In this guide
Uncertainty is beginning to feel like the new normal for investment markets. No sooner did the global economy put the worst of the Covid pandemic behind it than the Russian war on Ukraine created a new set of worries.
Inflation, rising interest rates, talk of recession ... to say the outlook for investors is challenging is an understatement. Especially so for anyone trying to put the finishing touches to their retirement plan or living off the income from their investments.
The lessons of history
No one can predict when markets will turn, although history teaches us that markets are cyclical and periodic downturns should be expected.

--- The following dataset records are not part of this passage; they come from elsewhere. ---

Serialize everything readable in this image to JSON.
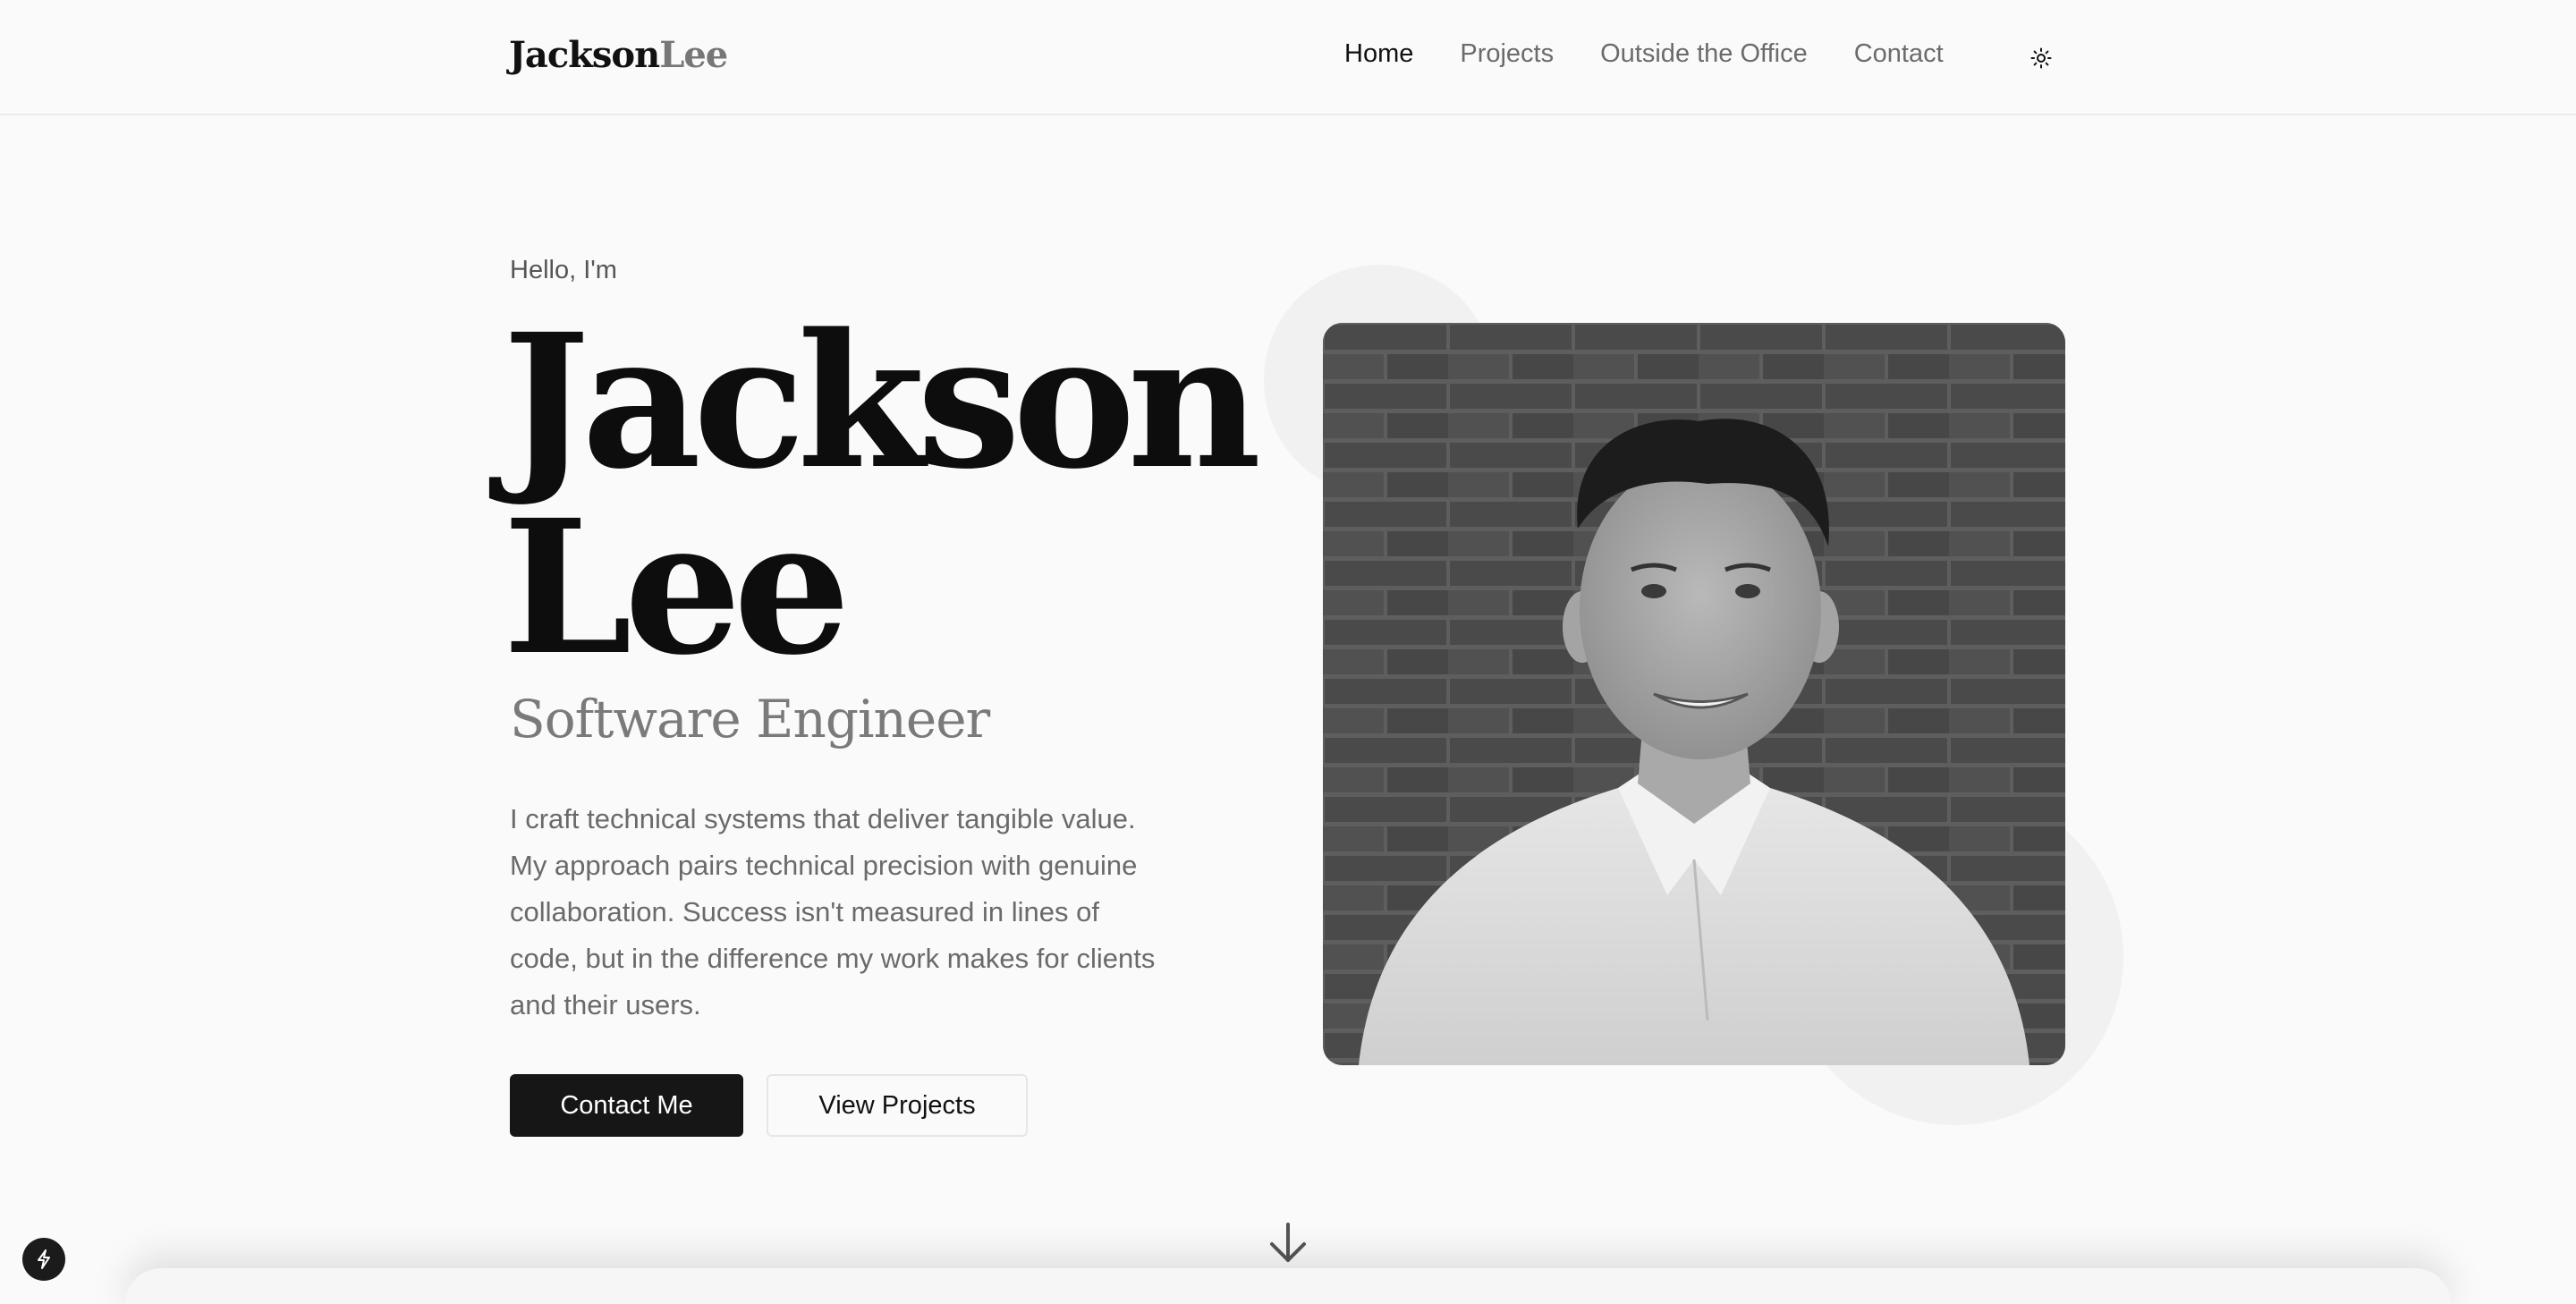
{
  "header": {
    "logo_first": "Jackson",
    "logo_last": "Lee",
    "nav": [
      {
        "label": "Home",
        "active": true
      },
      {
        "label": "Projects",
        "active": false
      },
      {
        "label": "Outside the Office",
        "active": false
      },
      {
        "label": "Contact",
        "active": false
      }
    ],
    "theme_icon": "sun-icon"
  },
  "hero": {
    "greeting": "Hello, I'm",
    "name_line1": "Jackson",
    "name_line2": "Lee",
    "role": "Software Engineer",
    "bio": "I craft technical systems that deliver tangible value. My approach pairs technical precision with genuine collaboration. Success isn't measured in lines of code, but in the difference my work makes for clients and their users.",
    "primary_cta": "Contact Me",
    "secondary_cta": "View Projects",
    "photo_alt": "Jackson Lee portrait"
  },
  "scroll_icon": "arrow-down-icon",
  "dev_badge_icon": "lightning-icon",
  "colors": {
    "background": "#fafafa",
    "text": "#111111",
    "muted": "#6a6a6a",
    "primary_button": "#161616"
  }
}
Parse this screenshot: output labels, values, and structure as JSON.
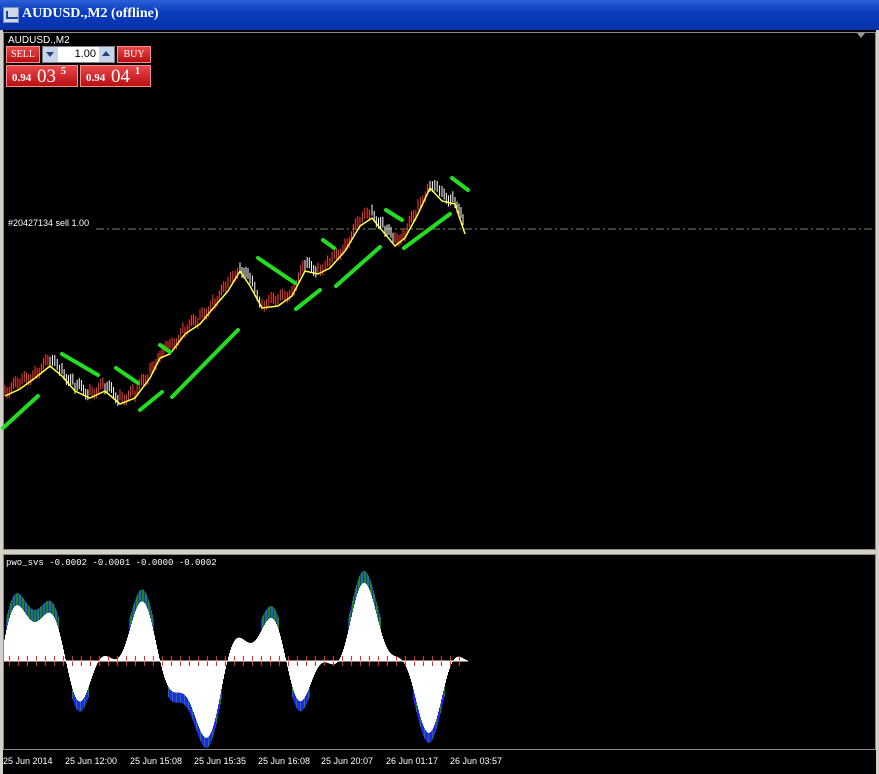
{
  "window": {
    "title": "AUDUSD.,M2 (offline)"
  },
  "chart": {
    "symbol_label": "AUDUSD.,M2"
  },
  "one_click": {
    "sell_label": "SELL",
    "buy_label": "BUY",
    "lot_value": "1.00",
    "sell_price": {
      "small": "0.94",
      "big": "03",
      "sup": "5"
    },
    "buy_price": {
      "small": "0.94",
      "big": "04",
      "sup": "1"
    }
  },
  "order": {
    "label": "#20427134 sell 1.00"
  },
  "indicator": {
    "label": "pwo_svs -0.0002 -0.0001 -0.0000 -0.0002"
  },
  "time_axis": {
    "ticks": [
      "25 Jun 2014",
      "25 Jun 12:00",
      "25 Jun 15:08",
      "25 Jun 15:35",
      "25 Jun 16:08",
      "25 Jun 20:07",
      "26 Jun 01:17",
      "26 Jun 03:57"
    ]
  },
  "colors": {
    "ma": "#ffff44",
    "channel": "#22dd22",
    "candles_up": "#ff3b30",
    "candles_down": "#ffffff",
    "hist_pos": "#ffffff",
    "hist_green": "#1a8a1a",
    "hist_blue": "#2323ff",
    "hist_red": "#ff2020",
    "order_line": "#6b8f5f"
  },
  "icons": {
    "app": "chart-app-icon",
    "corner": "chevron-down-icon"
  }
}
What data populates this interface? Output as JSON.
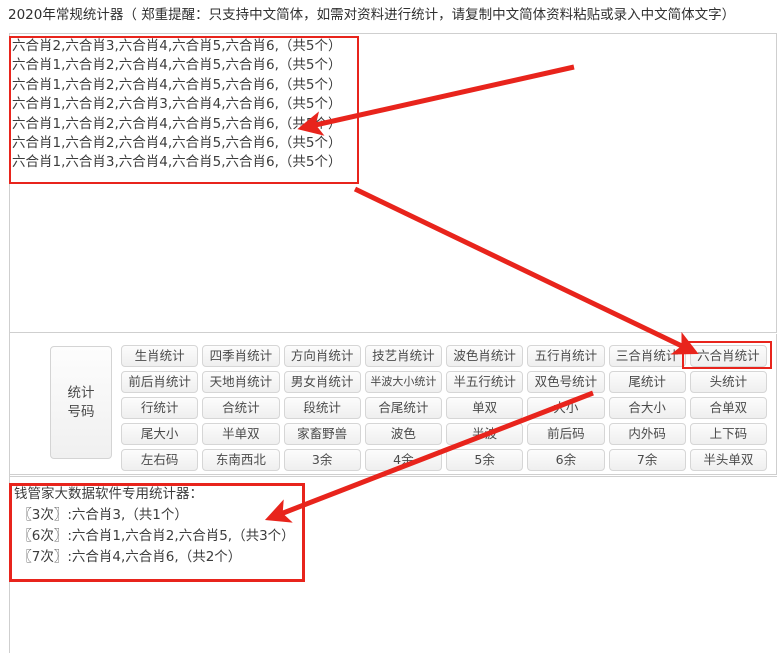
{
  "header": {
    "year": "2020年",
    "rest": "常规统计器（ 郑重提醒：只支持中文简体，如需对资料进行统计，请复制中文简体资料粘贴或录入中文简体文字）",
    "year_color": "#e8302a"
  },
  "input": {
    "lines": [
      "六合肖2,六合肖3,六合肖4,六合肖5,六合肖6,（共5个）",
      "六合肖1,六合肖2,六合肖4,六合肖5,六合肖6,（共5个）",
      "六合肖1,六合肖2,六合肖4,六合肖5,六合肖6,（共5个）",
      "六合肖1,六合肖2,六合肖3,六合肖4,六合肖6,（共5个）",
      "六合肖1,六合肖2,六合肖4,六合肖5,六合肖6,（共5个）",
      "六合肖1,六合肖2,六合肖4,六合肖5,六合肖6,（共5个）",
      "六合肖1,六合肖3,六合肖4,六合肖5,六合肖6,（共5个）"
    ],
    "text": "六合肖2,六合肖3,六合肖4,六合肖5,六合肖6,（共5个）\n六合肖1,六合肖2,六合肖4,六合肖5,六合肖6,（共5个）\n六合肖1,六合肖2,六合肖4,六合肖5,六合肖6,（共5个）\n六合肖1,六合肖2,六合肖3,六合肖4,六合肖6,（共5个）\n六合肖1,六合肖2,六合肖4,六合肖5,六合肖6,（共5个）\n六合肖1,六合肖2,六合肖4,六合肖5,六合肖6,（共5个）\n六合肖1,六合肖3,六合肖4,六合肖5,六合肖6,（共5个）"
  },
  "panel": {
    "main_button_line1": "统计",
    "main_button_line2": "号码",
    "selected_button": "六合肖统计",
    "rows": [
      [
        "生肖统计",
        "四季肖统计",
        "方向肖统计",
        "技艺肖统计",
        "波色肖统计",
        "五行肖统计",
        "三合肖统计",
        "六合肖统计"
      ],
      [
        "前后肖统计",
        "天地肖统计",
        "男女肖统计",
        "半波大小统计",
        "半五行统计",
        "双色号统计",
        "尾统计",
        "头统计"
      ],
      [
        "行统计",
        "合统计",
        "段统计",
        "合尾统计",
        "单双",
        "大小",
        "合大小",
        "合单双"
      ],
      [
        "尾大小",
        "半单双",
        "家畜野兽",
        "波色",
        "半波",
        "前后码",
        "内外码",
        "上下码"
      ],
      [
        "左右码",
        "东南西北",
        "3余",
        "4余",
        "5余",
        "6余",
        "7余",
        "半头单双"
      ]
    ]
  },
  "result": {
    "title": "钱管家大数据软件专用统计器：",
    "lines": [
      "〖3次〗:六合肖3,（共1个）",
      "〖6次〗:六合肖1,六合肖2,六合肖5,（共3个）",
      "〖7次〗:六合肖4,六合肖6,（共2个）"
    ],
    "text": "钱管家大数据软件专用统计器：\n 〖3次〗:六合肖3,（共1个）\n 〖6次〗:六合肖1,六合肖2,六合肖5,（共3个）\n 〖7次〗:六合肖4,六合肖6,（共2个）"
  },
  "annotations": {
    "accent_color": "#e8241c",
    "arrow_count": 3
  }
}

When this happens, the impact can be magnified for super fund members moving into retirement phase.
“For members shifting their super savings to a pension product, a number of down months in relatively quick succession will mean they draw down on a smaller pool of savings than they might have anticipated,” says SuperRatings executive director Kirby Rappell.
As the chart from SuperRatings below shows, the market plunge in February/March 2020 dragged down super fund balances. It gives the example of a member with an account balance of $500,000 in the median Balanced investment option at the end of August 2019.
By February 2020, this member’s balance would have grown to around $527,000. Happy days. Then Covid struck, knocking 13% off their savings to a low of around $457,000 in March. At this point, many people panicked and switched to cash or a more conservative investment option.